Full-sugar Coke is facing a tax bill of more than £200m, equal to almost a fifth of its UK grocery retail sales, if it doesn’t step up efforts to wean consumers off sugar, The Grocer can reveal.
Under next April’s soft drinks sugar tax, Coke Classic will be subject to a levy of 24p a litre.
More than half a billion litres have been sold in grocery and impulse in the past year [Nielsen 52 w/e 18 March 2017] and a further 320 million through pubs and restaurants [CGA 52 w/e 31 December 2016].
That means if red Coke’s sales or sugar content (10.6g/100ml) do not fall, the brand will owe the taxman at least £200m a year from its sales through grocery, foodservice and licensed outlets alone. That’s more than three times the potential tax bill of Pepsi Cola, Britain’s second bestselling sugary pop.

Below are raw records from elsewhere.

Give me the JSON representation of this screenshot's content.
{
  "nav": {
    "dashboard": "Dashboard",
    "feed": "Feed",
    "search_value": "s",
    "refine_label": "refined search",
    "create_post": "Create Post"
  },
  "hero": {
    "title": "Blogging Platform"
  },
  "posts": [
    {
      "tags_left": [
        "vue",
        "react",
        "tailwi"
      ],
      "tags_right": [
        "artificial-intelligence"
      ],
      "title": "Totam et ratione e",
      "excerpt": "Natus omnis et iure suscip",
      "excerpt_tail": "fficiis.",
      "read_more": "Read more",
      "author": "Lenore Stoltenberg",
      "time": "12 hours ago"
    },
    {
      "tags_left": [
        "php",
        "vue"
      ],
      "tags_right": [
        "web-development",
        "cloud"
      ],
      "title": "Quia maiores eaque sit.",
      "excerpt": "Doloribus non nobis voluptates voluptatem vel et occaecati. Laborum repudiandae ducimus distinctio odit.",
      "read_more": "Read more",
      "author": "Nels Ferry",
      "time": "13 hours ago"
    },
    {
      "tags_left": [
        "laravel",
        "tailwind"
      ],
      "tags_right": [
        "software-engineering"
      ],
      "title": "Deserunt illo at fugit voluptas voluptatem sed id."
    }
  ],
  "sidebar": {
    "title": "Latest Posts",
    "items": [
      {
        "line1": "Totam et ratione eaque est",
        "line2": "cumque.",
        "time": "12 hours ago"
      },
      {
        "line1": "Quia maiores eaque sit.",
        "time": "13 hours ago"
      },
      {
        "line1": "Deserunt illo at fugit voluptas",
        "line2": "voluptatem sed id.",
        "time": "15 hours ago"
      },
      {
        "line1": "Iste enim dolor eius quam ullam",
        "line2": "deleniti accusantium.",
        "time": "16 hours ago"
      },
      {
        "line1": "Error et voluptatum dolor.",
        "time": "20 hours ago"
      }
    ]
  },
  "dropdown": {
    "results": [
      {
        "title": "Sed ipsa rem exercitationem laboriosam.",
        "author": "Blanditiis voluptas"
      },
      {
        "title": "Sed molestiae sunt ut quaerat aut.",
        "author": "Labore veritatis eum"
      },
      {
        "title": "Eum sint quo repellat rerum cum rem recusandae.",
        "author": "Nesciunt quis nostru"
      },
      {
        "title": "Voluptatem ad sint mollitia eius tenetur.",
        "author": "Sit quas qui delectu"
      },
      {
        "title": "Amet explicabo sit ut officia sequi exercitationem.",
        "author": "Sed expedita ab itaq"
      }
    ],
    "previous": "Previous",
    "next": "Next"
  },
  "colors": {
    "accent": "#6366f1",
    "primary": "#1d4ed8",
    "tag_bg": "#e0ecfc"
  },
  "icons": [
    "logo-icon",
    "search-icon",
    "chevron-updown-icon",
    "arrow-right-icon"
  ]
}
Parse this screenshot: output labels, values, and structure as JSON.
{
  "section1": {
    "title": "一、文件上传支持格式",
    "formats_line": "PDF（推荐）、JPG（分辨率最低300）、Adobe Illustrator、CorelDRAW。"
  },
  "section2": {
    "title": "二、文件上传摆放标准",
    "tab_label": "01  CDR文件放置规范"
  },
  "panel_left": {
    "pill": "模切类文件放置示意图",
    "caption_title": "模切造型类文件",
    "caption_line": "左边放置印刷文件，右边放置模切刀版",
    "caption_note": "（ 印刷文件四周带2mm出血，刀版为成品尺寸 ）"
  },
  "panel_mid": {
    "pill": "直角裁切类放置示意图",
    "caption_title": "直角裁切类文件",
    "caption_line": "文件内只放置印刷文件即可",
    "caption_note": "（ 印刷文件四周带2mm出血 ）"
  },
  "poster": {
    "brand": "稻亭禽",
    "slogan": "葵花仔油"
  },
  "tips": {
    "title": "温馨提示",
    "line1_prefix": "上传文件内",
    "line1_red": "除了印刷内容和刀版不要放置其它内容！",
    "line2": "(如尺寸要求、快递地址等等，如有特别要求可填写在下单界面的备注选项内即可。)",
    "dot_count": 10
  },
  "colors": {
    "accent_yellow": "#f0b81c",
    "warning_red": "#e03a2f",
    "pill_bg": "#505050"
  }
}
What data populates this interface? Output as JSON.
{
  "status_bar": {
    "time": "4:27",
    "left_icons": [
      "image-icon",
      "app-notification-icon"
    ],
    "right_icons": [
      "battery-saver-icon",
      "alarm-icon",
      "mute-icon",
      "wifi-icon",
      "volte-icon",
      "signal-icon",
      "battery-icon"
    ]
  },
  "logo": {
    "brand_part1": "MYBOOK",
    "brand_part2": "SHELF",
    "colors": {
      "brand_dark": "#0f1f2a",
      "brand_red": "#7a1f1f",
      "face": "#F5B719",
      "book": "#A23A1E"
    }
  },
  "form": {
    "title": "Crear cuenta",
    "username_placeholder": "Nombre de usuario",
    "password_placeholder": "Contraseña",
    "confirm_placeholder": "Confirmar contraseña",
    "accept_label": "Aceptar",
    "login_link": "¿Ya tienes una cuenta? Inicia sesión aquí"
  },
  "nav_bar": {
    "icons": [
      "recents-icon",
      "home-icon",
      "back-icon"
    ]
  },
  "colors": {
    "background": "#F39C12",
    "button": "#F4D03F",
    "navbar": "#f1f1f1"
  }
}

Despite this, Coke’s UK bottler & distributor Coca-Cola European Partners (CCEP) says support will remain for its flagship brand. It has ruled out any recipe change for Classic Coke and says it will pass on the levy to retailers, with the expectation they would raise retail prices. “We are all about offering choice,” said CCEP marketing director Simon Harrison. “For those who like the taste of Coke but want zero sugar we have Coke Zero Sugar, which is now the fastest growing cola in Britain. We’re already seeing a shift in mix.”
CCEP had invested over £30m on low and no-sugar product development and reformulation since 2012, claimed Harrison, and 43% of Coke’s total UK sales were from Diet Coke, Coke Zero and the now axed ‘mid-calorie’ Coke Life. This would rise to 50% by 2020, he added.
Some say the looming tax bill has served as a catalyst for this process. “For us it helped us continue what we were doing,” said Nigel Paine, commercial operating director at Pepsi bottler & distributor Britvic. “For others, it’s accelerated the shift to low sugar through reformulation.”
Seventy two per cent of the Pepsi sold in Britain is no-sugar, with zero-calorie variant Pepsi Max accounting for the lion’s share of the brand’s sales. Nevertheless, full-sugar Pepsi sales have risen slightly in the past year, partly thanks to the fact it sells for an average of 33p a litre less than Coke.
Cola sales are falling in Britain, as drinkers switch to products perceived to be healthier. Bottled water is now bought by seven in 10 UK households, overtaking cola according to Kantar.